ABD’nin içinde paralel devlet mi var?
Türkiye, 15 Temmuz 2016 tarihinde 249 kişinin ölümüne, 2193 kişinin yaralanmasına yol açan, demokrasisini ve özgürlüklerini hedef alan hain darbe girişiminin bütün suçlularını tespit edip...
Türkiye, 15 Temmuz 2016 tarihinde 249 kişinin ölümüne, 2193 kişinin yaralanmasına yol açan, demokrasisini ve özgürlüklerini hedef alan hain darbe girişiminin bütün suçlularını tespit edip yargılıyor.
İlk bakışta buna son derece doğal bir hakkı olduğunu herkesin kabul etmesi, saygı duyması lazım. Dostların bu süreçte Türkiye yargısına yardımcı olması, yanında durması, desteklemesi lazım.
Türkiye’ye dost değillerse bile demokrasiden yana olduklarını söyleyenlerin de biraz dürüstlerse bu konuda en azından Türkiye’nin kararına, yürütmekte olduğu darbecilerle, teröristlerle ve terörle mücadelesine yardımcı olması lazım.
Ne yazık ki, demokrasi şampiyonu geçinen, hatta Türkiye’ye dost görünen ülkelerden bir çoğunun bu süreç içinde bambaşka bir dünyada olduklarını görmüş olduk. Darbe esnasında darbeye net bir tavır koyamayan bazı ülkelerin bu tavırlarını ilk anda pragmatik bir “bekle-gör” politikasına yorduk.

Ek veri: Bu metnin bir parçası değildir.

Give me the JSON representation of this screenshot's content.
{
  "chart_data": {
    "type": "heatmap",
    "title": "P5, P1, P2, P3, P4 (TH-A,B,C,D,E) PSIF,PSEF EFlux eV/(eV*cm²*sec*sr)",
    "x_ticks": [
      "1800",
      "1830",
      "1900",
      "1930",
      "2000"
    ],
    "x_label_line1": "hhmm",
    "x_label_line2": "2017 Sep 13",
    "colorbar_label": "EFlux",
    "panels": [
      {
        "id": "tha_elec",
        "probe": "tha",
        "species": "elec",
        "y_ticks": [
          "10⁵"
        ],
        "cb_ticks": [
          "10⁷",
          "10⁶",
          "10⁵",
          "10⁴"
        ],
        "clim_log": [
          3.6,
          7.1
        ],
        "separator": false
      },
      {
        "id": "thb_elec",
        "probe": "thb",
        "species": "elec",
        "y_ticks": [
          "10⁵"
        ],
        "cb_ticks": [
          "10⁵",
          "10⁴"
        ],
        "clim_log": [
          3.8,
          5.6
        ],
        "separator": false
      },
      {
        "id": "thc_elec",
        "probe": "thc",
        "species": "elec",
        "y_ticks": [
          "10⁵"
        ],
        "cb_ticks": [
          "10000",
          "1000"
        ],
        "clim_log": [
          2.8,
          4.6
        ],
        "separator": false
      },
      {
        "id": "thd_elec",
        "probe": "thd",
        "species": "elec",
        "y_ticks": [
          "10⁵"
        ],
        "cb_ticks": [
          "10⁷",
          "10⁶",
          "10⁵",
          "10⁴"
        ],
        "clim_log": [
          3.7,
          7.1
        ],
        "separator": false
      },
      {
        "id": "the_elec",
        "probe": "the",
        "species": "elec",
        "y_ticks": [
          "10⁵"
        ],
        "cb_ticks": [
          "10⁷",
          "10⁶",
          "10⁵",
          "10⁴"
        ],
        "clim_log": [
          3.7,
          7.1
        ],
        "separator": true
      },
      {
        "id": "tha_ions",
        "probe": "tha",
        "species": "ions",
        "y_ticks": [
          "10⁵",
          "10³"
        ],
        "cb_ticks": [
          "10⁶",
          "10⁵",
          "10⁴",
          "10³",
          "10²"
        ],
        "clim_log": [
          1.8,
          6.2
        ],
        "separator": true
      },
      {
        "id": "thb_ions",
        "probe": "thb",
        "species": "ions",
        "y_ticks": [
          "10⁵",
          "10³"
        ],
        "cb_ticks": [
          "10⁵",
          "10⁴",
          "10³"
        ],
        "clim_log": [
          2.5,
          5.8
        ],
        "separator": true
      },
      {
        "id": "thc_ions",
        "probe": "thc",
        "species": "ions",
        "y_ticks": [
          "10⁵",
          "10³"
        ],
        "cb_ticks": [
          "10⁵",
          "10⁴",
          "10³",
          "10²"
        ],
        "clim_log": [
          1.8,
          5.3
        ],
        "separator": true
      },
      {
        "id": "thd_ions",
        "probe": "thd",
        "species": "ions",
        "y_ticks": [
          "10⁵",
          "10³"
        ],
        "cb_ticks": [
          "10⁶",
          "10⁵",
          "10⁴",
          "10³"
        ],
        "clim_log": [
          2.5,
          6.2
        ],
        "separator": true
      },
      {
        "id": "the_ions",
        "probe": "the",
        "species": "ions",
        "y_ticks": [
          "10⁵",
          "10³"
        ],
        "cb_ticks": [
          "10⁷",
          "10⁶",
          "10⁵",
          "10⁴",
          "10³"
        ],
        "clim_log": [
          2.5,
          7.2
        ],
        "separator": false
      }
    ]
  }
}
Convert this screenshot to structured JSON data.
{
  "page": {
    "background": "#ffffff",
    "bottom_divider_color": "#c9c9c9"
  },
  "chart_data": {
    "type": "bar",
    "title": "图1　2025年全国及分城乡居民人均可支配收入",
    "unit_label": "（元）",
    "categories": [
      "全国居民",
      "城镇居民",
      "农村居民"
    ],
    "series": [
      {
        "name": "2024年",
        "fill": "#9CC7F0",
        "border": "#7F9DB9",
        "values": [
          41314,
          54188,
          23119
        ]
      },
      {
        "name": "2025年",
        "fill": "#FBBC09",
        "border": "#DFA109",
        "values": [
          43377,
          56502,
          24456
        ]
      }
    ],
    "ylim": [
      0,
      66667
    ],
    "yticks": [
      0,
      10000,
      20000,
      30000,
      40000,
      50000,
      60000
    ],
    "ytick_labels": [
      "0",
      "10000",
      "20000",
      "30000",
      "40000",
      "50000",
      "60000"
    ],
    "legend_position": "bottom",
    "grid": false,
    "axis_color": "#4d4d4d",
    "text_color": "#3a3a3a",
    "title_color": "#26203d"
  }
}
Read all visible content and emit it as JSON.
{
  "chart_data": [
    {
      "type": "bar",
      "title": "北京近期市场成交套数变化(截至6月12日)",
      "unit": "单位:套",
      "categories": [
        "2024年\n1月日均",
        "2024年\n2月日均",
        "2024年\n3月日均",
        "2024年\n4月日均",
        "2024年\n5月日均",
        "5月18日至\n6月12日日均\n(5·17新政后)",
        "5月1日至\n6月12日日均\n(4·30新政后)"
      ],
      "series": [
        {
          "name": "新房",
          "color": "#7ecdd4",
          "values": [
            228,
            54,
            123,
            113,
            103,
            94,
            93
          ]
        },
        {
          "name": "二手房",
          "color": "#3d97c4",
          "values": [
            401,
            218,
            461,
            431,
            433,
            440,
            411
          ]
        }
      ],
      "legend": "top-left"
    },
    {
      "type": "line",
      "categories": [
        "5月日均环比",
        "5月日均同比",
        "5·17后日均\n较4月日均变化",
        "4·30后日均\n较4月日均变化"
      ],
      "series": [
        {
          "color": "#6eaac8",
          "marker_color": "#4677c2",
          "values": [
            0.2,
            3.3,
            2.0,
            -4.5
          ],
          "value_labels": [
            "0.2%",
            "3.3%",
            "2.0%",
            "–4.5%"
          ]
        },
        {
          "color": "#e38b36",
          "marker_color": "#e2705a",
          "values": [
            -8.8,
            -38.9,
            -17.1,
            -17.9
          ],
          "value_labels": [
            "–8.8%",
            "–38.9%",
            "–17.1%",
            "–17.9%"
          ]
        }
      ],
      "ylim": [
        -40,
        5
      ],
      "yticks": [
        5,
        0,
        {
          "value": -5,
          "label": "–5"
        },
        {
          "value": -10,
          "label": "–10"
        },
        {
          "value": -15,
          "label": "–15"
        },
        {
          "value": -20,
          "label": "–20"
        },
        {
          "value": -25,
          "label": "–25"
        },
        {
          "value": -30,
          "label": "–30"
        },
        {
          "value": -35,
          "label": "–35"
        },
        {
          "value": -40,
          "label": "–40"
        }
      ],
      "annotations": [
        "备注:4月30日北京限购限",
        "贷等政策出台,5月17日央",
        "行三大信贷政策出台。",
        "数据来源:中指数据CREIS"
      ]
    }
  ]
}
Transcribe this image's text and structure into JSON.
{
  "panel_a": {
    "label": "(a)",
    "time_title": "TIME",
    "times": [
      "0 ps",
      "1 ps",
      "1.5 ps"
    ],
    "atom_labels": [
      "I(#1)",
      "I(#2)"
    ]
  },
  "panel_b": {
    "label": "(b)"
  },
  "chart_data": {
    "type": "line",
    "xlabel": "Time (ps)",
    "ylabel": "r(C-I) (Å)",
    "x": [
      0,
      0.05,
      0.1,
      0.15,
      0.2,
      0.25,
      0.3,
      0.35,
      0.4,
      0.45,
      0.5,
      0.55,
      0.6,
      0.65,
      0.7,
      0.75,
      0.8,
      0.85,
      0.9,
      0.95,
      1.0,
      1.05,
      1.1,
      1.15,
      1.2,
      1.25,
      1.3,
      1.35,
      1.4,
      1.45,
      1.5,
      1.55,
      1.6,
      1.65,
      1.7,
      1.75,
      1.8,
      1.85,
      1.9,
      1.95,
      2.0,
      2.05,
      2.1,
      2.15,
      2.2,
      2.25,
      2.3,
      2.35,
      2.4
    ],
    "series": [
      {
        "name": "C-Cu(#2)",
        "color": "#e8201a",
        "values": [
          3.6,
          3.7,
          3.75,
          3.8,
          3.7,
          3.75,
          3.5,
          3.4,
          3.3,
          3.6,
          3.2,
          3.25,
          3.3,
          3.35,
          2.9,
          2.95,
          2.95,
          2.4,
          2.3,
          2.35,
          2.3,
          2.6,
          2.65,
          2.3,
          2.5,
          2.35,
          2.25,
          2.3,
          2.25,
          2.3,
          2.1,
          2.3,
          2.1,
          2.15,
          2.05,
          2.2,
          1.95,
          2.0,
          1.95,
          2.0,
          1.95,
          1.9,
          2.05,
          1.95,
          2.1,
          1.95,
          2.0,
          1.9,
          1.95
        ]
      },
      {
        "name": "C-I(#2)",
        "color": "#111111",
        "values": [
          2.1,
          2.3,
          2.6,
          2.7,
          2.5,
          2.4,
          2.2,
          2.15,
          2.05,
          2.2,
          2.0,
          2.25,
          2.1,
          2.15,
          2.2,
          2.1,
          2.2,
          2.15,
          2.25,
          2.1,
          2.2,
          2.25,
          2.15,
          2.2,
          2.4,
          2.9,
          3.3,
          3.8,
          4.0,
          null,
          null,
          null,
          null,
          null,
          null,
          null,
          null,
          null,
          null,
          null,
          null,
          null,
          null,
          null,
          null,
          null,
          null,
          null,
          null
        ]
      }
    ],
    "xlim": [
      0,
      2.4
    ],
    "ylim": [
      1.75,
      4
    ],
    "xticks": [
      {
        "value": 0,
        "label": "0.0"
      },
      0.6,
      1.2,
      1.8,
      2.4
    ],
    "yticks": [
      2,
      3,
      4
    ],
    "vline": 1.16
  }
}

O kadarı bile çok ayıptı, yanlıştı ve o ülkelerin ikiyüzlülüğünü göstermeye yetiyordu, ama darbe esnasında karşılaştığımız şey bir tereddütten ibaret değil, çok daha ötede kendileri adına sahada savaşan darbecilere duyulan sahiplenme duygusundan kaynaklanıyormuş. Darbeyi yapamadığı için Türkiye’den kaçanların Almanya’da veya ABD’de yerleri sanırım B Planı kapsamında hazırmış bile.
Türkiye, bu darbenin öncesinden beri, aslında 17 Aralık yargı yoluyla darbe teşebbüsünden beri ABD’den darbenin ele başını istiyor. 17 Aralık’taki dahli konusunda, hadi diyelim, objektif bir ABD yargısını tatmin edecek yeterince delil sunamadık. Ama 15 Temmuz’dan itibaren FETÖ’nün kanlı bir terör organizasyonuyla giriştiği darbe teşebbüsündeki dahli apaçık ortada. Bu konuda tatmin olmak için delil isteyenler ya gerçekten akıl yoksunu veya bizim aklımızla alay ediyorlar.